Winter 2010

Editor’s Note

In good hands

 

Late in his memoir of addiction and Hindu mythology, In Hanuman’s Hands, Cheeni Rao, AB’98, has settled in at the Oasis, a halfway house on the North Side. Committed to recovering, he catalogs the skill set he’ll have to convert to make a life off the street: “I could wedge my fingers in mortar gaps between bricks and clamber up the sheer face of a brownstone to the open third-floor window. I could crack a deadbolt, boot a door off its hinges. I could rip a purse, stiff-arm a Samaritan, and outrun a cop.”

What Rao could do better than anything is write. He’d always known he was good at it, and at the College, working with teachers like William Veeder and Richard Stern, his future as a writer was cemented. From Chicago he moved on to the Iowa Writers’ Workshop and, in short order, acquired an agent and book contract. Today he lives in Iowa City, where he’s at work on his second book, a novel, as well as a screenplay, and is soon to be a dad.

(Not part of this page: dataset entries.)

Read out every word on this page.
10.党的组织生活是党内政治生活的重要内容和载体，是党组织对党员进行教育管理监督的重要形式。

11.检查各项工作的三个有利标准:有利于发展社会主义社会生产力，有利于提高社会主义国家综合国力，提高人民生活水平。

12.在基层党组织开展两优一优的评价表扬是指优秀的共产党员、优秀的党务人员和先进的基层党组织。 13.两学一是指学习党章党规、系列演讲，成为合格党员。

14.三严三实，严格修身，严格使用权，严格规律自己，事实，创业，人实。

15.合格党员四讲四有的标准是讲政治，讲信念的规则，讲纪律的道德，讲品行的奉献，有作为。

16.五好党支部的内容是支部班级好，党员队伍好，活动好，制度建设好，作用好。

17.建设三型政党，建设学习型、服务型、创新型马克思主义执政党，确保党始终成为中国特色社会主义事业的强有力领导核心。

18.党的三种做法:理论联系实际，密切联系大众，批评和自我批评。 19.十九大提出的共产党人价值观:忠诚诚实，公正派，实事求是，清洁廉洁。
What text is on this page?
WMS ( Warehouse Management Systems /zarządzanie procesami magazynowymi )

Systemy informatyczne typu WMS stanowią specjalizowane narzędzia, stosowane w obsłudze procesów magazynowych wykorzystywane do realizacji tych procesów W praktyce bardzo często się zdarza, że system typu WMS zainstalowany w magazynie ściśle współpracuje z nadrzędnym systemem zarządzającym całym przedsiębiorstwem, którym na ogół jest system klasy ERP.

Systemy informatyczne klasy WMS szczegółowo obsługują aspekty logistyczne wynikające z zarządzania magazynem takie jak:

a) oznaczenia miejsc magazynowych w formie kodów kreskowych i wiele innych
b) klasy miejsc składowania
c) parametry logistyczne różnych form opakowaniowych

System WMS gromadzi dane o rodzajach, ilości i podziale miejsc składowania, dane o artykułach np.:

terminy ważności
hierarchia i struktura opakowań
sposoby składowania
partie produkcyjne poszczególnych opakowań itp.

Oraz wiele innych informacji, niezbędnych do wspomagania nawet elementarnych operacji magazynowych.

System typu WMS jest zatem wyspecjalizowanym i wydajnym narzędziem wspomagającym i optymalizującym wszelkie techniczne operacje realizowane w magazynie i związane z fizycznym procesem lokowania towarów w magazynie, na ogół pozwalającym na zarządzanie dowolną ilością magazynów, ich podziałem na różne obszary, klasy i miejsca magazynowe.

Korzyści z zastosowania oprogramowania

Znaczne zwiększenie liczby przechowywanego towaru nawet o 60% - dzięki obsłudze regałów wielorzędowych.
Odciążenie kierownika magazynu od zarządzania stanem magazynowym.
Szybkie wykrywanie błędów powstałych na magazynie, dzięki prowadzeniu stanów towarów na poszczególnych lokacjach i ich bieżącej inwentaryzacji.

A Wall Street Journal reviewer wrote that In Hanuman’s Hands “goes a long way toward redeeming a dubious genre,” the drug memoir, and the Washington Post called Rao “a great storyteller.” The book, published last spring, tells how an angry young Rao rushed headlong toward trouble, and found it, at his bucolic first college. In a return to sobriety that was far more painstaking, he found spiritual guidance in stories from the Indian epic poem the Ramayana and especially in its monkey god, Hanuman.

The book ends when Rao receives his acceptance letter from the College. We crossed paths at the end of his next chapter, when Rao was a senior. He had recently won the Nick Adams short story prize and was working on a novella for his BA honors project. I didn’t know about the Oasis, Carl, Tats, or anything else in the story he tells in this issue, just that his writing was hard to shake. The lessons of his essay’s title have much to do with why.

Kate Beaton is a comic artist from Halifax who has a serious gift for finding the fun in historical events and intellectual figures like David Hume, Robespierre, and Queens Elizabeth and Victoria. Several of us at the office check her Web site daily, crack up, and think of the Core curriculum. If you like what you see on the inside back cover, check out the full archive of her work at harkavagrant.com and watch for original strips in future issues.